Alors que les économies commencent à se remettre de la pandémie, l'augmentation de la demande de matières premières combinée à une pénurie de main-d'œuvre, des contraintes d'approvisionnement et une crise mondiale du transport maritime exacerbent la fragilité stratégique existante de l'Europe. La chaîne de valeur européenne de l'aluminium est une excellente étude de cas pour souligner la nécessité d'une base manufacturière européenne solide et des conditions-cadres stables nécessaires pour permettre aux entreprises d'être compétitives, d'investir et d'innover.

Les fabricants d'aluminium produisent et recyclent un matériau stratégique, essentiel à la réalisation de l'ambition de l'UE de devenir le premier continent climatiquement neutre au monde d'ici 2050. L'aluminium est essentiel dans de nombreux secteurs clés à faible émission de carbone, tels que la mobilité, le bâtiment et la construction, et les technologies d'énergie renouvelable. Non seulement l'aluminium est recyclable à l'infini, mais ses propriétés uniques contribuent également à réduire les émissions de CO2 de nombreux produits lors de leur phase d'utilisation. Par exemple, les voitures légères en aluminium produites en Europe cette année éviteront 50 millions de tonnes de CO2 dans les émissions des véhicules au cours de leur durée de vie. En raison de la contribution de l'aluminium aux produits économes en énergie, la demande mondiale de métal devrait augmenter de 50 % d'ici 2050. En Europe, la moitié de la demande peut être satisfaite par l'aluminium primaire et l'autre moitié par le recyclage.

L'industrie de l'aluminium améliore également sans relâche ses propres procédés. Grâce à notre ingéniosité, l'empreinte carbone de la production européenne d'aluminium (UE27, Royaume-Uni + AELE) a diminué de plus de moitié depuis 1990. L'empreinte carbone de la production européenne d'aluminium primaire est l'une des plus faibles au monde : environ 7 kg de CO2 par kg d'aluminium contre une moyenne mondiale de 17 kg de CO2 et une moyenne chinoise de 20 kg de CO2.

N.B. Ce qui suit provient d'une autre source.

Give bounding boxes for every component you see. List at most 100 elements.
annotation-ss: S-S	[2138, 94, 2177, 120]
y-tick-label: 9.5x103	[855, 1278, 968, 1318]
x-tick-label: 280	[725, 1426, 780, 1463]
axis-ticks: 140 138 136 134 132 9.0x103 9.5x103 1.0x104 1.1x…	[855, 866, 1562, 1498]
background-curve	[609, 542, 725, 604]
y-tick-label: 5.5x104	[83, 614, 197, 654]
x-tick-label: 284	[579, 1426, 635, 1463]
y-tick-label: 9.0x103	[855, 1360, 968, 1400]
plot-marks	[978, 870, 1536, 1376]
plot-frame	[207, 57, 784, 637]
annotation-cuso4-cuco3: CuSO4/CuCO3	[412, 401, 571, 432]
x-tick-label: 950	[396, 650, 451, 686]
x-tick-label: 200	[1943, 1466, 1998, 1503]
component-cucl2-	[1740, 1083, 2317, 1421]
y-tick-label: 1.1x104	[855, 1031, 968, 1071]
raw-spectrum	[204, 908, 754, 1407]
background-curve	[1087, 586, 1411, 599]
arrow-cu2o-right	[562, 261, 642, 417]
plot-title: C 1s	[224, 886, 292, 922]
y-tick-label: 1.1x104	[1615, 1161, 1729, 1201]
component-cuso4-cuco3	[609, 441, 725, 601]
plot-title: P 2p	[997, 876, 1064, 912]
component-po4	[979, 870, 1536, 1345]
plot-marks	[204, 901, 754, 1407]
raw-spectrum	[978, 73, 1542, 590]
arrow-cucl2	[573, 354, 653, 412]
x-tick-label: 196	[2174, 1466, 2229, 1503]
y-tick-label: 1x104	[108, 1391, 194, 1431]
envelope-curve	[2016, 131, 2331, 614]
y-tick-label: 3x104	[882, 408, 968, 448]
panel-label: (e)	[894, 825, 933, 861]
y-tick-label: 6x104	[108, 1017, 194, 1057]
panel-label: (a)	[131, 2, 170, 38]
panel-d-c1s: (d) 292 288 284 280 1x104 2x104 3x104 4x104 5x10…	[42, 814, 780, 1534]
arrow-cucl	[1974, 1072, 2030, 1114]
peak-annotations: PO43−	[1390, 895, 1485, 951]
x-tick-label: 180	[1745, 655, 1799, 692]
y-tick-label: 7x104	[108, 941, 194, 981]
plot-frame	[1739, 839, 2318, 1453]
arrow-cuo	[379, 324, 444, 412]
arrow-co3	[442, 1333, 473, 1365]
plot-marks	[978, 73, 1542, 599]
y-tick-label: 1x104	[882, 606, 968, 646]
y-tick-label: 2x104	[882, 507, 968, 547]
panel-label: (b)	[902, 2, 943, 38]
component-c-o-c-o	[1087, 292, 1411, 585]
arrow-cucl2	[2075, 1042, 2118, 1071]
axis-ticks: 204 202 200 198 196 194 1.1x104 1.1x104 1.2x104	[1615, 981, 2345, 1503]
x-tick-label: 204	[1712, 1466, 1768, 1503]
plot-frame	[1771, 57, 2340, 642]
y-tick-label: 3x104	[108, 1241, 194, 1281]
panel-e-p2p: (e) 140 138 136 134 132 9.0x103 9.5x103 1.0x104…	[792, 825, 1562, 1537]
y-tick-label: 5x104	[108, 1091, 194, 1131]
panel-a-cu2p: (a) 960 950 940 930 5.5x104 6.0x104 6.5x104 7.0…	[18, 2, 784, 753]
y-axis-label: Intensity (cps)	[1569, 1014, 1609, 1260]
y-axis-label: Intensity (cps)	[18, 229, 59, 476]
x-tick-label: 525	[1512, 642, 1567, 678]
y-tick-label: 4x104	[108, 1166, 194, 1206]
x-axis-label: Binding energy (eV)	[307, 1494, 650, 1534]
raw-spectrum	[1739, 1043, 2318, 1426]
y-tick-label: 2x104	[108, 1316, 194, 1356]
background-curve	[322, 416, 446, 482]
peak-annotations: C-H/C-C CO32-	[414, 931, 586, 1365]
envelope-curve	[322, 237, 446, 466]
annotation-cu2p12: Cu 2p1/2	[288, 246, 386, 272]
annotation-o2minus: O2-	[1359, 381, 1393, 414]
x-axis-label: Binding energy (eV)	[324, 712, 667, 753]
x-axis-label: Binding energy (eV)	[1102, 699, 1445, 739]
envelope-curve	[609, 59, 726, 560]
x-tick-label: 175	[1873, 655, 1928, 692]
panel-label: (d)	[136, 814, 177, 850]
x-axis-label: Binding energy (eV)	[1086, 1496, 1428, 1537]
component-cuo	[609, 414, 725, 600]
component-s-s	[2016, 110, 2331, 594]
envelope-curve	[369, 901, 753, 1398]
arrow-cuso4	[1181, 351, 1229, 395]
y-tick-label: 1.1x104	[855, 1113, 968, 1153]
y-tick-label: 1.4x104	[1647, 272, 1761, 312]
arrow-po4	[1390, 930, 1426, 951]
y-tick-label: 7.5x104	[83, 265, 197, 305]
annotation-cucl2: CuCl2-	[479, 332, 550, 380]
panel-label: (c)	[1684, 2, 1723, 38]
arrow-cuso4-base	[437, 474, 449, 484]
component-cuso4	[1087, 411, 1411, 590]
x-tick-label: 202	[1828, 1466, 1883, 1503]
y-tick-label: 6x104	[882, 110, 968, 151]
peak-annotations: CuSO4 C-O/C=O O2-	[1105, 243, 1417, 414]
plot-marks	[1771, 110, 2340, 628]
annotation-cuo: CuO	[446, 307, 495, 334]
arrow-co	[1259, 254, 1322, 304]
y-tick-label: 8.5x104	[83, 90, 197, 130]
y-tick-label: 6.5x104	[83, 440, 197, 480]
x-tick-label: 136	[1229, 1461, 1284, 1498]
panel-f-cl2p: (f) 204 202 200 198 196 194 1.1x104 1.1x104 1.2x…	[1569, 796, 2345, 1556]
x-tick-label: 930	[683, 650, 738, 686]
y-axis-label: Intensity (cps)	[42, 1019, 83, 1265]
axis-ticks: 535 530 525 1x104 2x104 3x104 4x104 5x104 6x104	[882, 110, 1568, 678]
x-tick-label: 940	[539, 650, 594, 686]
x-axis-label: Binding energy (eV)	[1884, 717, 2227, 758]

Pourtant, malgré le rôle de l'Europe dans la production d'aluminium et la demande croissante pour ce métal, l'Europe devient de plus en plus dépendante des importations. Pour inverser la tendance actuelle aux fuites de carbone et d'investissement, l'Europe doit uniformiser efficacement les règles du jeu et placer son industrie au sommet de son programme stratégique.

À cette fin, il est essentiel d'améliorer les règles commerciales et de rétablir le fonctionnement normal du marché afin que tous les producteurs, où qu'ils se trouvent, géographiquement ou dans la chaîne de valeur de l'aluminium, puissent se concurrencer dans des conditions d'équité et de transparence. La Commission européenne a pris des mesures dans la lutte contre le commerce déloyal, comme l'élaboration d'une proposition d'instrument sur les subventions étrangères et l'imposition de droits antidumping définitifs sur les extrusions d'aluminium chinoises. Mais une décision récente de la Commission contredit directement les objectifs plus larges de l'UE en matière de commerce et de durabilité.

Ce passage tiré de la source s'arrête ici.